# Prove that $\frac{1}{\sqrt{1-\sin^2{x}}}=\sum\limits_{n=0}^{\infty} \frac{(2n)!(\sqrt{\sin{x}})^{4n}}{4^n (n!)^2}$.

Prove that $$\frac{1}{\sqrt{1-\sin^2{x}}}=\sum_{n=0}^{\infty} \frac{(2n)!(\sqrt{\sin{x}})^{4n}}{4^n (n!)^2}$$

• Do you mean: $$\frac{1}{\sqrt{1-\sin^2{x}}}=\sum_{n=0}^{\infty} \frac{(2n)!(\sqrt{\sin{x}})^{4n}}{4^n (n!)^2}$$ – projectilemotion Apr 1 '17 at 16:33
• Yes👍👍👍☝☝☝☝☝☝☝☝☝☝☝☝☝☝☝☝👍👍 – creedoos Apr 1 '17 at 16:48
• Ok, the ambiguity of the problem is now settled.
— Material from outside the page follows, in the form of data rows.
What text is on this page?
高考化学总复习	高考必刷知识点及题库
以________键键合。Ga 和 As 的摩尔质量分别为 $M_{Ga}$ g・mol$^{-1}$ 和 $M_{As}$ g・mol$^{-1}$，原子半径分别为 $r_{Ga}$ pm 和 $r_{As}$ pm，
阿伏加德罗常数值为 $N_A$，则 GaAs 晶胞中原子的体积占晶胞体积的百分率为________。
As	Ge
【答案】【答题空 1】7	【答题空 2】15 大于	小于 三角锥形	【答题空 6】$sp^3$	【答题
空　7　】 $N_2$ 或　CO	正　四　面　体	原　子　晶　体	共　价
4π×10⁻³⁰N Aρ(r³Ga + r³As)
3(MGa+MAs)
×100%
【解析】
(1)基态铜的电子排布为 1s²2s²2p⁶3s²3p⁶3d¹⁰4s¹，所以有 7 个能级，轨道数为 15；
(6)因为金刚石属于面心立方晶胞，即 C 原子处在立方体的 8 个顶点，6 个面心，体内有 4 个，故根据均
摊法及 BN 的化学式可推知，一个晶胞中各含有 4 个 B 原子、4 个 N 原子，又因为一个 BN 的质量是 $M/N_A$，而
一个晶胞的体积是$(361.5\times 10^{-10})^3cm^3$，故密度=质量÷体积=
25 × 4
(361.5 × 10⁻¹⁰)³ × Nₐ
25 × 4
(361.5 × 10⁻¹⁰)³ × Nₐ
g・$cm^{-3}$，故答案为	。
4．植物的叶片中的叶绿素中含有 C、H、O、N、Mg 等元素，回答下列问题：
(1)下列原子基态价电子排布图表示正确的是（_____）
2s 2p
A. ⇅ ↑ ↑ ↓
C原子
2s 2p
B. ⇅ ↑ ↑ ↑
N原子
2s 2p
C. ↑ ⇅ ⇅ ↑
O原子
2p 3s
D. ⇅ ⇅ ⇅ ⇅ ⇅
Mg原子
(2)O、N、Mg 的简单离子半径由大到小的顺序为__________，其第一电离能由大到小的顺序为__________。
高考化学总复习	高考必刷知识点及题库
What are your thoughts and what have you tried to solve the problem? That way, we don't repeat information you already know. – projectilemotion Apr 1 '17 at 16:53

Hint. One may use the generalized binomial theorem (see here) to get, $$\begin{eqnarray*} \frac{1}{\sqrt{1-u}}=(1-u)^{-1/2}=\sum_{n=0}^\infty \frac{{2n\choose n}}{2^{2n}}u^{n} &, \qquad |u|<1, \end{eqnarray*}$$ then one may put $u:=\sin^2 x$.